Tea from an Empty Cup
- Author: Pat Cadigan
- Cover artist: Bruce Jenson
- Language: English
- Genre: Science fiction
- Publisher: Tor Books
- Publication date: 1998
- Publication place: United States
- Media type: Print (Paperback)
- Pages: 218
- ISBN: 0-586-21842-4
- OCLC: 44828828

= Tea from an Empty Cup =

1998 novel by Pat Cadigan

Tea from an Empty Cup is a 1998 cyberpunk novel by American writer Pat Cadigan.

== Plot summary ==
Tea From an Empty Cup is at its core a tightly plotted detective novel.

The story revolves around near mythical Japan, which has been destroyed in a vaguely described natural cataclysm several decades before the story opens. The generation that remembers "Old Japan" appears to have passed on. A virtual version of Japan has become a sort of Holy Grail for a core group of artificial reality addicts. Artificial Reality, or AR, like "post-apocalyptic Noo Yawk Sitty" has become immensely popular in an increasingly dreary overcrowded world, not just as a game, but as a way of life.

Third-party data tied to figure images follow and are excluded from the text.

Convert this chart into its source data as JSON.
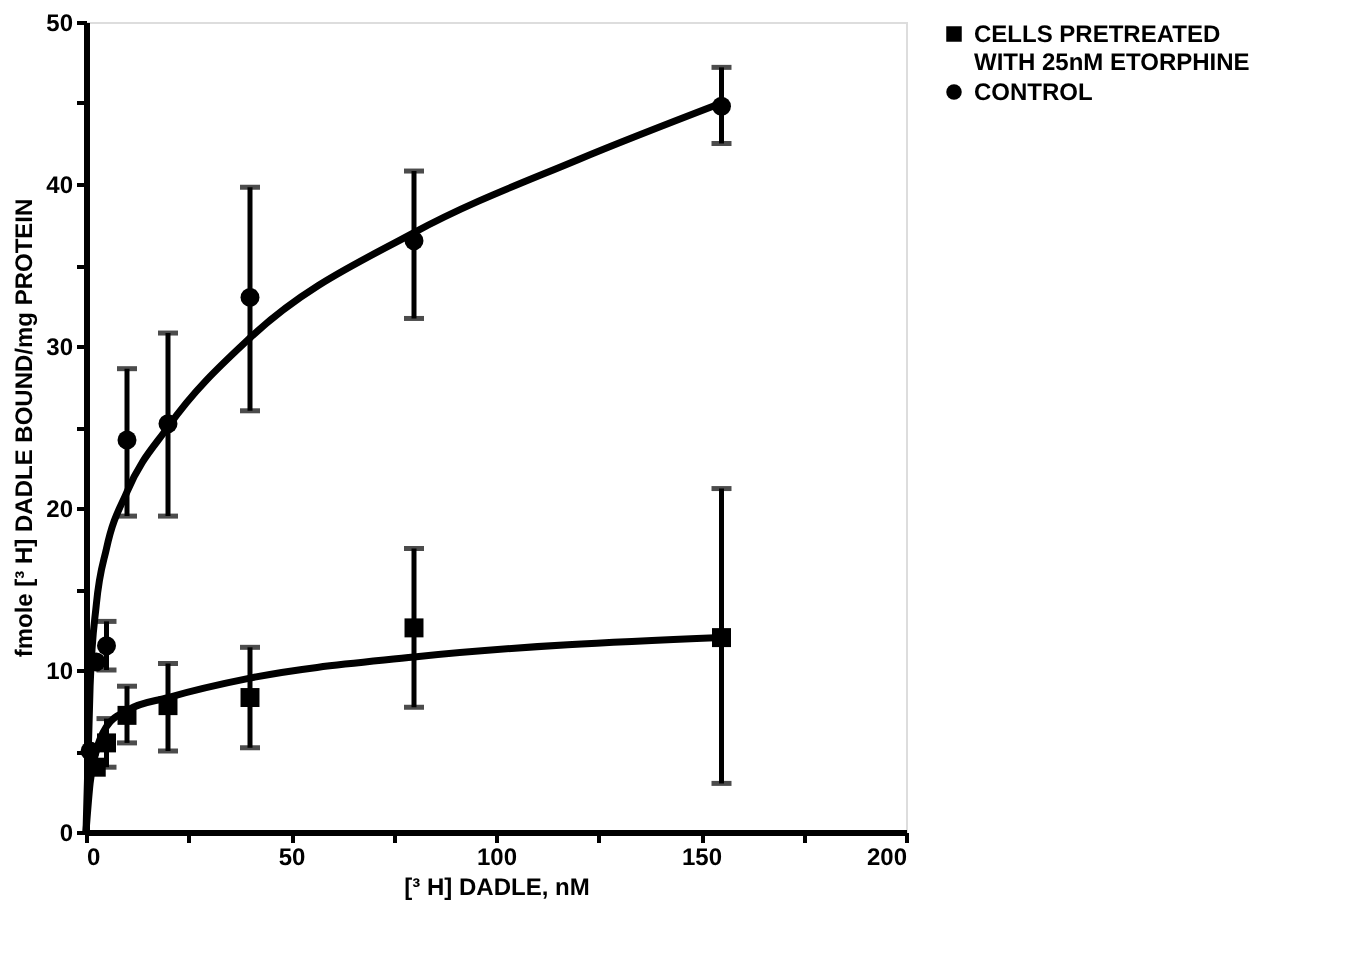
{
  "chart_data": {
    "type": "scatter",
    "xlabel": "[³ H] DADLE, nM",
    "ylabel": "fmole [³ H] DADLE BOUND/mg PROTEIN",
    "xlim": [
      0,
      200
    ],
    "xticks": [
      0,
      {
        "value": 25,
        "label": null
      },
      50,
      {
        "value": 75,
        "label": null
      },
      100,
      {
        "value": 125,
        "label": null
      },
      150,
      {
        "value": 175,
        "label": null
      },
      200
    ],
    "ylim": [
      0,
      50
    ],
    "yticks": [
      0,
      {
        "value": 5,
        "label": null
      },
      10,
      {
        "value": 15,
        "label": null
      },
      20,
      {
        "value": 25,
        "label": null
      },
      30,
      {
        "value": 35,
        "label": null
      },
      40,
      {
        "value": 45,
        "label": null
      },
      50
    ],
    "grid": false,
    "legend": "right",
    "series": [
      {
        "name": "CELLS PRETREATED WITH 25nM ETORPHINE",
        "marker": "square",
        "color": "#000000",
        "x": [
          2.5,
          5,
          10,
          20,
          40,
          80,
          155
        ],
        "values": [
          4,
          5.5,
          7.2,
          7.8,
          8.3,
          12.6,
          12
        ],
        "errors": [
          null,
          [
            4,
            7
          ],
          [
            5.5,
            9
          ],
          [
            5,
            10.4
          ],
          [
            5.2,
            11.4
          ],
          [
            7.7,
            17.5
          ],
          [
            3,
            21.2
          ]
        ]
      },
      {
        "name": "CONTROL",
        "marker": "circle",
        "color": "#000000",
        "x": [
          1,
          2.5,
          5,
          10,
          20,
          40,
          80,
          155
        ],
        "values": [
          5,
          10.5,
          11.5,
          24.2,
          25.2,
          33,
          36.5,
          44.8
        ],
        "errors": [
          null,
          null,
          [
            10,
            13
          ],
          [
            19.5,
            28.6
          ],
          [
            19.5,
            30.8
          ],
          [
            26,
            39.8
          ],
          [
            31.7,
            40.8
          ],
          [
            42.5,
            47.2
          ]
        ]
      },
      {
        "type": "line",
        "color": "#000000",
        "line_style": "solid",
        "x": [
          0,
          1,
          2.5,
          5,
          10,
          20,
          40,
          80,
          155
        ],
        "values": [
          0,
          3,
          5,
          6.5,
          7.5,
          8.3,
          9.5,
          10.8,
          12
        ]
      },
      {
        "type": "line",
        "color": "#000000",
        "line_style": "solid",
        "x": [
          0,
          1,
          2.5,
          5,
          10,
          20,
          40,
          80,
          120,
          155
        ],
        "values": [
          0,
          9,
          14,
          17.5,
          21,
          25,
          30.5,
          37,
          41.5,
          45
        ]
      }
    ]
  }
}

AR is not just a way of life, it turns out, but also of death, as homicide detective Dore Konstantin discovers when she is called upon to investigate the death of a young man in an artificial reality parlour and discovers he died the same way in the game as in reality. She therefore decides to investigate this young man's life within the artificial realities he frequented, even though the legal precedents already established mean that nothing she discovers is admissible as evidence because "Everything is a Lie" in AR. In the process she stumbles onto something far more complicated than a mere murder case.

In Tea from an Empty Cups interwoven storyline, Yuki, a young ethnically Japanese woman is desperately looking for her boyfriend Tom, whom she fears has taken up with a mysterious and notorious woman named Joy Flower, becoming one of "Joy's Boyz", about whom a lot of nasty rumours circulate.

When Yuki seeks Joy Flower out, she immediately is taken into Joy's inner circle, becoming her personal assistant, which leads her, like Konstantin, into a voyage of discovery towards the central mystery of the book.